After photo snapping, some menu and soft drinks, we swapped cars. I jumped inside my F-Pace, heading for final part of our journey – off road. How did the F-pace behave?
Hold your breath; I shall definitely come to that.
Ride and handling
Like England, South African roads are equipped with ambushes of speed cameras. Thanks to John Panas, a JLD technical personnel, who was on the front passenger’s seat throughout the trip. He constantly alerted me of speed cameras.
Notwithstanding, on the highway, while F-Pace claims a top speed of over 200km/hour, I managed to push it above 140 km/hour.
Its throttle proved sharp. For about a second its changing from one gear to another feels as if being held down, which is insignificant. Once the F-Pace gets going, there is no stopping it. And whenever we were slowed down and stopped for traffic, F-Pace engine automatically stopped idling. But as soon as I stepped on the gas pedal, it came back alive, F-Pace’s clever way of saving fuel.
While cornering with speed, feedback from its steering is impressive with minimal bodyroll. But driving on a smooth and straight road, the F-Pace responds with sleek and sporty character, almost like an F-Type.
Heading for another fascinating location known as the Cradle of Humankind, we veered completely off tarred road, onto a pot-holed, snaky and sandy road. For the new JLD SUV, it was not a problem. At that point, I imagined driving an F-Type, which I test-drove in Lagos 2015. Although Mr. Panas of JLD consistently cautioned that I should take things easy; I sometimes deliberately pushed beyond caution. The F-Pace proved some points, maintaining a safe stride, despite being a Crossover.
At a point, I found myself driving through a rough road that looks more like a footpath. Not meant to take two vehicles, it’s a route to one of the world’s most historical sites.
The Cradle of Mankind : Towards this historical site, we reached a point, where vehicles can no longer get through. We were within the terrain of The Cradle of Humankind, a place that was in 1999 declared a World Heritage Site by UNESCO. Located about 50 kilometers Northwest of Johannesburg, South Africa in the Gauteng province, the breathtaking location, I learnt, occupies 47,000 hectares (180 sq mi) and contains a complex of limestone caves.
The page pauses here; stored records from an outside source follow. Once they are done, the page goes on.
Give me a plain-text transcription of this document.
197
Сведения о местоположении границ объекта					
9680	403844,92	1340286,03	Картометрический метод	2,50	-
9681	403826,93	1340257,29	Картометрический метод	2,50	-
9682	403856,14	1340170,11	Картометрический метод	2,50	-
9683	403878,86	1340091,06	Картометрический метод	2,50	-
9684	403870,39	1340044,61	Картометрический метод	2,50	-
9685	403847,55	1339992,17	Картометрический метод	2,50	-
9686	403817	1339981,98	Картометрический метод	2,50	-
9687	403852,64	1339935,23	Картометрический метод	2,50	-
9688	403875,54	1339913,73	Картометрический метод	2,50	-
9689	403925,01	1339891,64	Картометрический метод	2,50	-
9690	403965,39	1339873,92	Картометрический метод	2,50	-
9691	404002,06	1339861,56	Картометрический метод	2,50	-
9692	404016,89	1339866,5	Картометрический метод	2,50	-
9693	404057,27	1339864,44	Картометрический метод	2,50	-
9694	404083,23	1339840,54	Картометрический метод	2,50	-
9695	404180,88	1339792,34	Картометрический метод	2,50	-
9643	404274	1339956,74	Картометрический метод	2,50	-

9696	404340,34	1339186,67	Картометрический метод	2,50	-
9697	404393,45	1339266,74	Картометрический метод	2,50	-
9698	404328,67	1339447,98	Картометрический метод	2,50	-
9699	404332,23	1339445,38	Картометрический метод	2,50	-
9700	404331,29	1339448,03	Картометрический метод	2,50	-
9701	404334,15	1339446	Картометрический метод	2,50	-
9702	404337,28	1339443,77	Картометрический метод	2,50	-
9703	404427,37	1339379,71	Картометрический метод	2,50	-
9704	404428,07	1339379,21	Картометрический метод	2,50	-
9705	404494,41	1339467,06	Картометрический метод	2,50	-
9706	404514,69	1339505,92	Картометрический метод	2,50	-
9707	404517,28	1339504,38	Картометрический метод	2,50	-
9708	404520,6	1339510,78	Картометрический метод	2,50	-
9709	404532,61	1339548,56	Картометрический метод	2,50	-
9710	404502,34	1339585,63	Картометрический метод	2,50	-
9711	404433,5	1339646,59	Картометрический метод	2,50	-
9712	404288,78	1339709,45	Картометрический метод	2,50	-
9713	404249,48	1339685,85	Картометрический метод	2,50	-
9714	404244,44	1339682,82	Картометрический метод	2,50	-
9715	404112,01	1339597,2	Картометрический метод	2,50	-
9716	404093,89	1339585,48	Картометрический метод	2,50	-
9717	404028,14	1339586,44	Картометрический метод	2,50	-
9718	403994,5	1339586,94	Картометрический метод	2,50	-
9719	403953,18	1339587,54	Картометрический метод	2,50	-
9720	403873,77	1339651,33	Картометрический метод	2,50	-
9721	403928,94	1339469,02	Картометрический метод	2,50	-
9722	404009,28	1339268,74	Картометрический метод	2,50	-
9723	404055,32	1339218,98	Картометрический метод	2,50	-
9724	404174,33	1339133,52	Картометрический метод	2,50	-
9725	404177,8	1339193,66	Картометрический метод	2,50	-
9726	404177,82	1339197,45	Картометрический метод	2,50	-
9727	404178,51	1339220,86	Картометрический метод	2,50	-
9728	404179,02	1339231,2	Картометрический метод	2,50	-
We did not get to the main site. We stopped at what looked like an ancient restaurant, a structure planted within a splendor of breathtaking landscape which we arrived at about 13:30 hours. As at then, the weather was about 24 degree Centigrade; cool breeze blew against my face from direction of an undulating mountain overlooking the restaurant.
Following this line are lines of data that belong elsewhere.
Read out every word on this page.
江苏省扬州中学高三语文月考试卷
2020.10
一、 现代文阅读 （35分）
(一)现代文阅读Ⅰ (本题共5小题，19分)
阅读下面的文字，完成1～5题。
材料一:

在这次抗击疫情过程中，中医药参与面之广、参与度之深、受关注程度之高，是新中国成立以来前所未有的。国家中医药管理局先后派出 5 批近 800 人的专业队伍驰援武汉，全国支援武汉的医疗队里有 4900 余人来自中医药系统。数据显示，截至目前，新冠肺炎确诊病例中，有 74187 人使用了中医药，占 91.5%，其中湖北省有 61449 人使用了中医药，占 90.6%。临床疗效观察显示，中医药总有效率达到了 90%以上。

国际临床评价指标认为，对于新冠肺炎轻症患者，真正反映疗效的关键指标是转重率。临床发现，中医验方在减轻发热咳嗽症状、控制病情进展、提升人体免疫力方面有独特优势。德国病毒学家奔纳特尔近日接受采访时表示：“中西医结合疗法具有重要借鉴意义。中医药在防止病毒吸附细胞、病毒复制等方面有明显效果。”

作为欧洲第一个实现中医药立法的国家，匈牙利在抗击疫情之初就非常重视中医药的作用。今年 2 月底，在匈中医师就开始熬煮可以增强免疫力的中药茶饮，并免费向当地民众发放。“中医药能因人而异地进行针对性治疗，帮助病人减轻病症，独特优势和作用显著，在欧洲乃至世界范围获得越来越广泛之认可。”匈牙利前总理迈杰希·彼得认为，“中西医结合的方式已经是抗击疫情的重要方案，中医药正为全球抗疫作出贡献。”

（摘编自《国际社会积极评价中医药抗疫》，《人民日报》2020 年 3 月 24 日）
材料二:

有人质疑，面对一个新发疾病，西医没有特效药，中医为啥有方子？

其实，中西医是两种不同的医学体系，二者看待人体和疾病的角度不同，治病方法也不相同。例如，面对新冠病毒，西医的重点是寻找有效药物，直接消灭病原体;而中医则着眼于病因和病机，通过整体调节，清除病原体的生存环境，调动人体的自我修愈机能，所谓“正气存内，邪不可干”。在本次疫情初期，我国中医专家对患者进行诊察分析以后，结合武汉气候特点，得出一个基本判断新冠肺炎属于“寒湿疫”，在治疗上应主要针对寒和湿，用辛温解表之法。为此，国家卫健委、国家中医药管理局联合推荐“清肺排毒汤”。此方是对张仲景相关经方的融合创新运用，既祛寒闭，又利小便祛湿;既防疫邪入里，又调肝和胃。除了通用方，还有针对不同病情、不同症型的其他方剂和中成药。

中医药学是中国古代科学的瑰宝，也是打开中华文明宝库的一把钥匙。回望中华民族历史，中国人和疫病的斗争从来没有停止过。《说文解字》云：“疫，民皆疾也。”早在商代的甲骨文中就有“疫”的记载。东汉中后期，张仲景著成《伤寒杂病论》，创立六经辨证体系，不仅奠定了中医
Although the narrow road to the Cradle of mankind is rough enough, driving over potholes and contour-ridden road leading to the location was not so bad. Noise level also was low and pleasant, thanks to the car’s extra suspension.
But one must credit the F-Pace; we cruised over stones almost as big as a football, dropped into all manners of potholes. But not to worry, the F-Pace has enough ground clearance to accommodate them, just as its supercharged engine remained undaunted.
On the road, off-the road, across the bridge, even on a flooded terrain, the Jaguar F-Pace confirmed what JLD’s Andy Whyman said: “F-Pace is our most practical car ever. We call it our practical sports car.”
With the new F-Pace, JLD has truly created an auto machine with a sense of style, for the car is truly a combination of space and style. And the journey I had with it was indeed an adventure.